Le 22 juin 1941, l’armée allemande a commencé l’invasion du territoire soviétique et la Lettonie a été totalement occupée à partir du 10 juillet 1941. Les nouveaux occupants ont ordonné de changer la programmation du cirque, mais, tout comme les Soviétiques avant eux, ils ont insisté pour que le cirque continue de se produite. Le caractère liminaire de la guerre a permis à Nikitis et son partenaire Koni de prendre davantage de risques dans la réalisation de leurs numéros acrobatiques. Après avoir assisté à l’un de leur risqué et spectaculaire numéro, un membre en uniforme du parti nazi est monté sur scène et a déclaré : « Quel final ! Tant que nous aurons des hommes comme vous, nous ne pourrons perdre la guerre ! ».
Alors que la position de l’armée allemande se fragilisait, Nikitis a craint d’être mobilisé pour se battre contre l’Armée rouge. À ce moment-là, il a décidé d’user de son statut d’artiste pour fuir en
Allemagne. Il a également sauvé son frère Leo en imposant que son nom soit sur le contrat en tant qu’assistant. Afin de mieux justifier la présence de son frère sur scène, il a décidé de créer un numéro comique d’acrobatie avec lui.
Nikitis s’est produit à Berlin, Magdeburg et Hambourg. Au cours d’une de ces terribles nuits de raid aérien au-dessus du ciel d’Hambourg, le théâtre dans lequel il se trouvait a été touché. Le numéro de Nikitis était le dernier du programme, et il avait laissé son fil sur la scène nouvellement renforcée. Miraculeusement, le fil de Nikitins est resté intact, mais le théâtre et tous ses murs se sont effondrés autour de lui. Nikitins savait qu’il n’aurait jamais pu acheter de nouveaux câbles pour remplacer son équipement.

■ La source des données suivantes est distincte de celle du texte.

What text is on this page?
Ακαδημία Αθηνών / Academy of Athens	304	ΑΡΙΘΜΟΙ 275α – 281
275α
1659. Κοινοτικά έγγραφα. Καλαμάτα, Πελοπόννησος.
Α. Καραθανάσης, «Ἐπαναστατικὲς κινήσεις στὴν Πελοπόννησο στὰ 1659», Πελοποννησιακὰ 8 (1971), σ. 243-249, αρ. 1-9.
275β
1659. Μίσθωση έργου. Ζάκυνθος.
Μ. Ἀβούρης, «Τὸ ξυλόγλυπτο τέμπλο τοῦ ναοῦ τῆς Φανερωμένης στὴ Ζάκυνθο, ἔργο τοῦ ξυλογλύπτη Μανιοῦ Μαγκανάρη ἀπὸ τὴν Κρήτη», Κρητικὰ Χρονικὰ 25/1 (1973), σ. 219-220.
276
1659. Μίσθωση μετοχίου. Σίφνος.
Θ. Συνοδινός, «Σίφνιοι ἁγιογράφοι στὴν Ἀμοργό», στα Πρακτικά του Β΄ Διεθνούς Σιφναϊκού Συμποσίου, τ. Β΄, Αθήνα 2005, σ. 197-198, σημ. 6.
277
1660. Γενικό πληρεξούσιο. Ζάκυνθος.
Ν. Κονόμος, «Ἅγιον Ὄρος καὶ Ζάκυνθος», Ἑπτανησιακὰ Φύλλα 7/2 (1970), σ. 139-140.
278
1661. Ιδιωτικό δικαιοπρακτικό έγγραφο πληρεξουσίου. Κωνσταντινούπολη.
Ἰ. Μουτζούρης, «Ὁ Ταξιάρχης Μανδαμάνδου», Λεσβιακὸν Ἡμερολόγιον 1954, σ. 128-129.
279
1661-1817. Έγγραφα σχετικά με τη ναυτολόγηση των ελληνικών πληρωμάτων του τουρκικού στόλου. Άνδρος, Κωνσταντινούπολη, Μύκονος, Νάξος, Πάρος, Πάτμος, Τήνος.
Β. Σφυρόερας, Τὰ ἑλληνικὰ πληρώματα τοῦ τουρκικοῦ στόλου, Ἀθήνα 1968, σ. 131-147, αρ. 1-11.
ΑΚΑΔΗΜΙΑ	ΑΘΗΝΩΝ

Lorsque les raids aériens des Alliés au-dessus des villes allemandes se sont intensifiés, Nikitis a décidé de se produire dans la Prague sous occupation allemande. Après l’effondrement du régime nazi au cours du printemps 1945, Nikitis et d’autres artistes internationaux ont été installés dans une ancienne école et placé sous surveillance tchèque. C’est là qu’il a offert du feu à un prisonnier allemand pour allumer une cigarette, un geste que les gardes tchèques ont vu d’un mauvais œil, ce qui a valu à Nikitis de risquer l’exécution pour sympathie avec l’ennemi. Peu après être entré dans la zone d’occupation américaine, Nikitis a pu trouver du travail pour divertir les troupes américaines cantonnées à Heidelberg et dans les villes environnantes. Lorsque à la fin de la guerre, il a compris que la Lettonie ne recouvrerait pas son indépendance, il a décidé d’émigrer aux États-Unis. Finalement, Nikitis a été naturalisé américain mais il a dû donner une nouvelle orientation à sa carrière en créant des écoles de gymnastique et de danse. Sa persévérance, sa capacité d’adaptation, son courage l’ont aidé à survivre et reconstruire sa vie d’après-guerre.